Masa kecilku memang tak baik. Sudah sewajarnya aku mencari keramaian untuk mewarnai hari-hariku yang tak pernah punya warna. Aku selalu membuat onar dan kegaduhan di mana-mana. Seantero desa –kalau mendengar namaku; Hann, mereka pasti mengatakan, “Oh itu, aku tahu! Dia anak tengik! Dia anak tak berotak! Tukang rusuh! Pembuat onar di mana-mana!” dan lain sebagainya. Itu kata-kata yang mungkin biasa aku dapatkan ketika orang di luar Verge bertanya soal aku. Lalu setelah dewasa, aku tahu alasan kenapa dulu aku selalu berbuat gaduh.
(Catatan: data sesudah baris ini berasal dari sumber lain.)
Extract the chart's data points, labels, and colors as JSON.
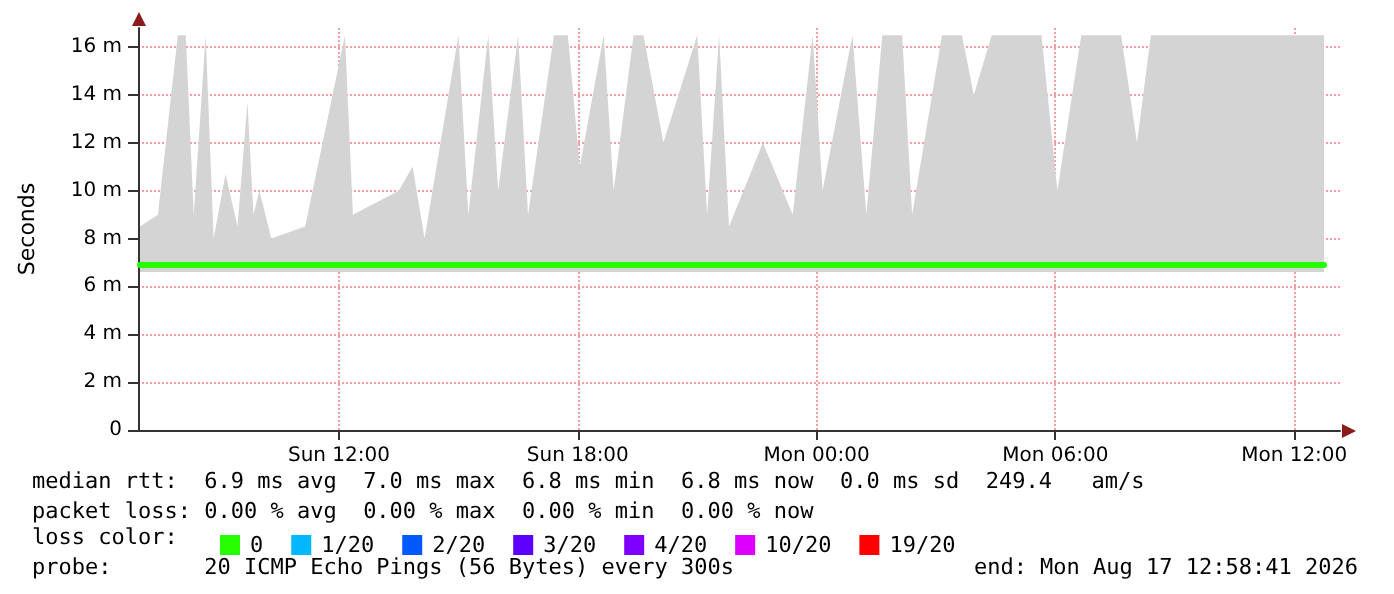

Tidak lain jawabannya memang sederhana; dengan berbuat demikian, aku bisa sedeikit menyembunyikan kesepian yang dalam yang pernah kurasakan. Dan ini adalah jenis mekanisme pertahanan yang selalu kulakukan untuk memerangi kesendirian yang lamat-lamat, pada akhirnya tak bisa dipisahkan dariku.